As far as I can tell, the code below (which I found on this forum in answer to another post) does what I want. The problem is that I can't see how to implement this into my function so that it can be applied to any input signal. Because in this code, I don't understand what 't' is doing? I've added comments to the code to help explain what I mean.
What is the purpose of 't' here? And how can I modify my function to return frequencies like this code does, when given any input vector 'x'?
Fs = 1000; % sampling rate of 1000 Hz
t = 0:1/Fs:1-1/Fs; %creates a 1x1000 vector from 0 to (1-1/Fs)
x = cos(2*pi*100*t)+randn(size(t)); %confused about this line? what does 't' do? how can I implement this with any input 'x'?

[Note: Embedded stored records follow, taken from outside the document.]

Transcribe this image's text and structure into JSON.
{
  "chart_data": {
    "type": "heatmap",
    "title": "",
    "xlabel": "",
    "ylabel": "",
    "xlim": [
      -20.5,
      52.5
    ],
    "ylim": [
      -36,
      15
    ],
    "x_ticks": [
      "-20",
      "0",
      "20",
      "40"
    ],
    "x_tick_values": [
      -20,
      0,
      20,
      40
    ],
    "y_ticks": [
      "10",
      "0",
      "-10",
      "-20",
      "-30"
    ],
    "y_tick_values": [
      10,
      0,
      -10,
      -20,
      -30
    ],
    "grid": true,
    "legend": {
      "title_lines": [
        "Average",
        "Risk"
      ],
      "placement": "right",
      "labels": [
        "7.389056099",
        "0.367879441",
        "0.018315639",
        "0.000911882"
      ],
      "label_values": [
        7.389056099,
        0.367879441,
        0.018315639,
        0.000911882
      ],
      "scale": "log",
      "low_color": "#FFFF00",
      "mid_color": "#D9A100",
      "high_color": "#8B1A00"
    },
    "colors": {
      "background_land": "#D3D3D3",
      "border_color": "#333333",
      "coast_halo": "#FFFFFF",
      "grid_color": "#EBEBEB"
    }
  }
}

xdft = fft(x); %compute dft of 'x'
xdft = xdft(1:length(x)/2+1); %this line seems to half the vector 'xdft'
DF = Fs/length(x); %this is the increment for the frequency vector
freqvec = 0:DF:Fs/2; %create the frequecy vector
plot(freqvec,abs(xdft)) %plot frequecies against dft output

Best Answer

Hi Samuel,
In the code you borrowed, t is just a time array so that you can create a function of time. The t array starts at 0 (important for the fft) and has array spacing delta_t, By the meaning of Fs as the sampling frequency, delta_t = 1/Fs. Suppose there is a time array with N points and a corresponding time domain function x(t) with N points. Then
t = (0:N-1)*delta_t
= (0:N-1)/Fs
The frequency array also starts at 0 and has array spacing delta_f. You can find delta_f from the golden rule for the fft, which is
delta_t*delta_f = 1/N
So the frequency array is
f = (0:N-1)*delta_f
= (0:N-1)/(N*delta_t)
= (0:N-1)*Fs/N
Usually Fs is known, but if not you can find delta_t directly from the time array. If all you are given is the x array with no accompnying time array and no specified Fs or delta_t, then you can't find the frequency array.
The frequency array and fft output here is full size. One consequence is that you can use ifft to get back to the time domain.

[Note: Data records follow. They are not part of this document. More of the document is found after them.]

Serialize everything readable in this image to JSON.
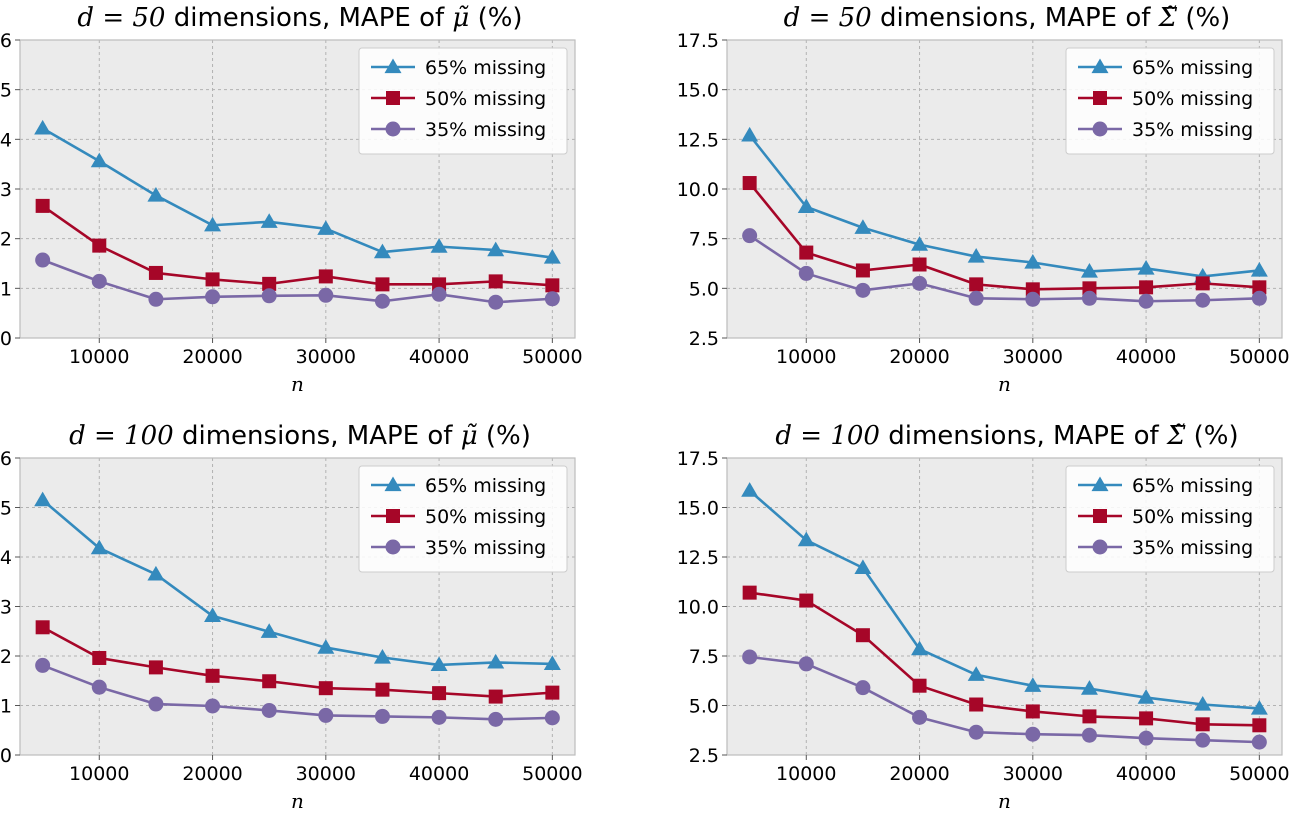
{
  "colors": {
    "background": "#ebebeb",
    "grid": "#b2b2b2",
    "spine": "#bcbcbc",
    "s65": "#348abd",
    "s50": "#a60628",
    "s35": "#7a68a6"
  },
  "chart_data": [
    {
      "type": "line",
      "title_math": "d = 50",
      "title_text": " dimensions, MAPE of ",
      "title_symbol": "μ̃",
      "title_suffix": " (%)",
      "xlabel": "n",
      "ylabel": "",
      "xlim": [
        3000,
        52000
      ],
      "ylim": [
        0,
        6
      ],
      "xticks": [
        10000,
        20000,
        30000,
        40000,
        50000
      ],
      "xtick_labels": [
        "10000",
        "20000",
        "30000",
        "40000",
        "50000"
      ],
      "yticks": [
        0,
        1,
        2,
        3,
        4,
        5,
        6
      ],
      "ytick_labels": [
        "0",
        "1",
        "2",
        "3",
        "4",
        "5",
        "6"
      ],
      "grid": true,
      "legend": "top-right",
      "x": [
        5000,
        10000,
        15000,
        20000,
        25000,
        30000,
        35000,
        40000,
        45000,
        50000
      ],
      "series": [
        {
          "name": "65% missing",
          "marker": "triangle",
          "color_key": "s65",
          "values": [
            4.22,
            3.56,
            2.87,
            2.27,
            2.34,
            2.2,
            1.73,
            1.84,
            1.77,
            1.62
          ]
        },
        {
          "name": "50% missing",
          "marker": "square",
          "color_key": "s50",
          "values": [
            2.66,
            1.86,
            1.31,
            1.18,
            1.09,
            1.24,
            1.08,
            1.08,
            1.14,
            1.06
          ]
        },
        {
          "name": "35% missing",
          "marker": "circle",
          "color_key": "s35",
          "values": [
            1.57,
            1.14,
            0.78,
            0.83,
            0.85,
            0.86,
            0.74,
            0.88,
            0.72,
            0.79
          ]
        }
      ]
    },
    {
      "type": "line",
      "title_math": "d = 50",
      "title_text": " dimensions, MAPE of ",
      "title_symbol": "Σ̃",
      "title_suffix": " (%)",
      "xlabel": "n",
      "ylabel": "",
      "xlim": [
        3000,
        52000
      ],
      "ylim": [
        2.5,
        17.5
      ],
      "xticks": [
        10000,
        20000,
        30000,
        40000,
        50000
      ],
      "xtick_labels": [
        "10000",
        "20000",
        "30000",
        "40000",
        "50000"
      ],
      "yticks": [
        2.5,
        5.0,
        7.5,
        10.0,
        12.5,
        15.0,
        17.5
      ],
      "ytick_labels": [
        "2.5",
        "5.0",
        "7.5",
        "10.0",
        "12.5",
        "15.0",
        "17.5"
      ],
      "grid": true,
      "legend": "top-right",
      "x": [
        5000,
        10000,
        15000,
        20000,
        25000,
        30000,
        35000,
        40000,
        45000,
        50000
      ],
      "series": [
        {
          "name": "65% missing",
          "marker": "triangle",
          "color_key": "s65",
          "values": [
            12.7,
            9.1,
            8.05,
            7.2,
            6.6,
            6.3,
            5.85,
            6.0,
            5.6,
            5.9
          ]
        },
        {
          "name": "50% missing",
          "marker": "square",
          "color_key": "s50",
          "values": [
            10.3,
            6.8,
            5.9,
            6.2,
            5.2,
            4.95,
            5.0,
            5.05,
            5.25,
            5.05
          ]
        },
        {
          "name": "35% missing",
          "marker": "circle",
          "color_key": "s35",
          "values": [
            7.65,
            5.75,
            4.9,
            5.25,
            4.5,
            4.45,
            4.5,
            4.35,
            4.4,
            4.5
          ]
        }
      ]
    },
    {
      "type": "line",
      "title_math": "d = 100",
      "title_text": " dimensions, MAPE of ",
      "title_symbol": "μ̃",
      "title_suffix": " (%)",
      "xlabel": "n",
      "ylabel": "",
      "xlim": [
        3000,
        52000
      ],
      "ylim": [
        0,
        6
      ],
      "xticks": [
        10000,
        20000,
        30000,
        40000,
        50000
      ],
      "xtick_labels": [
        "10000",
        "20000",
        "30000",
        "40000",
        "50000"
      ],
      "yticks": [
        0,
        1,
        2,
        3,
        4,
        5,
        6
      ],
      "ytick_labels": [
        "0",
        "1",
        "2",
        "3",
        "4",
        "5",
        "6"
      ],
      "grid": true,
      "legend": "top-right",
      "x": [
        5000,
        10000,
        15000,
        20000,
        25000,
        30000,
        35000,
        40000,
        45000,
        50000
      ],
      "series": [
        {
          "name": "65% missing",
          "marker": "triangle",
          "color_key": "s65",
          "values": [
            5.15,
            4.18,
            3.65,
            2.81,
            2.49,
            2.17,
            1.97,
            1.82,
            1.87,
            1.84
          ]
        },
        {
          "name": "50% missing",
          "marker": "square",
          "color_key": "s50",
          "values": [
            2.58,
            1.96,
            1.77,
            1.6,
            1.49,
            1.35,
            1.32,
            1.25,
            1.18,
            1.26
          ]
        },
        {
          "name": "35% missing",
          "marker": "circle",
          "color_key": "s35",
          "values": [
            1.81,
            1.37,
            1.03,
            0.99,
            0.9,
            0.8,
            0.78,
            0.76,
            0.72,
            0.75
          ]
        }
      ]
    },
    {
      "type": "line",
      "title_math": "d = 100",
      "title_text": " dimensions, MAPE of ",
      "title_symbol": "Σ̃",
      "title_suffix": " (%)",
      "xlabel": "n",
      "ylabel": "",
      "xlim": [
        3000,
        52000
      ],
      "ylim": [
        2.5,
        17.5
      ],
      "xticks": [
        10000,
        20000,
        30000,
        40000,
        50000
      ],
      "xtick_labels": [
        "10000",
        "20000",
        "30000",
        "40000",
        "50000"
      ],
      "yticks": [
        2.5,
        5.0,
        7.5,
        10.0,
        12.5,
        15.0,
        17.5
      ],
      "ytick_labels": [
        "2.5",
        "5.0",
        "7.5",
        "10.0",
        "12.5",
        "15.0",
        "17.5"
      ],
      "grid": true,
      "legend": "top-right",
      "x": [
        5000,
        10000,
        15000,
        20000,
        25000,
        30000,
        35000,
        40000,
        45000,
        50000
      ],
      "series": [
        {
          "name": "65% missing",
          "marker": "triangle",
          "color_key": "s65",
          "values": [
            15.85,
            13.35,
            11.95,
            7.85,
            6.55,
            6.0,
            5.85,
            5.4,
            5.05,
            4.85
          ]
        },
        {
          "name": "50% missing",
          "marker": "square",
          "color_key": "s50",
          "values": [
            10.7,
            10.3,
            8.55,
            6.0,
            5.05,
            4.7,
            4.45,
            4.35,
            4.05,
            4.0
          ]
        },
        {
          "name": "35% missing",
          "marker": "circle",
          "color_key": "s35",
          "values": [
            7.45,
            7.1,
            5.9,
            4.4,
            3.65,
            3.55,
            3.5,
            3.35,
            3.25,
            3.15
          ]
        }
      ]
    }
  ]
}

For display purposes you can toss out information by cutting the frequency and output arrays down to (1:N/2+1) as is done in the borrowed code. What remains is zero frequency, all positive frequencies and also the nyquist frequency as the last element. Usually you would take the abs of the fft output and double all the values except for 0 frequency and nyquist frequency. That was not done. The whole cut-in-half procedure is rife with opportunities for error.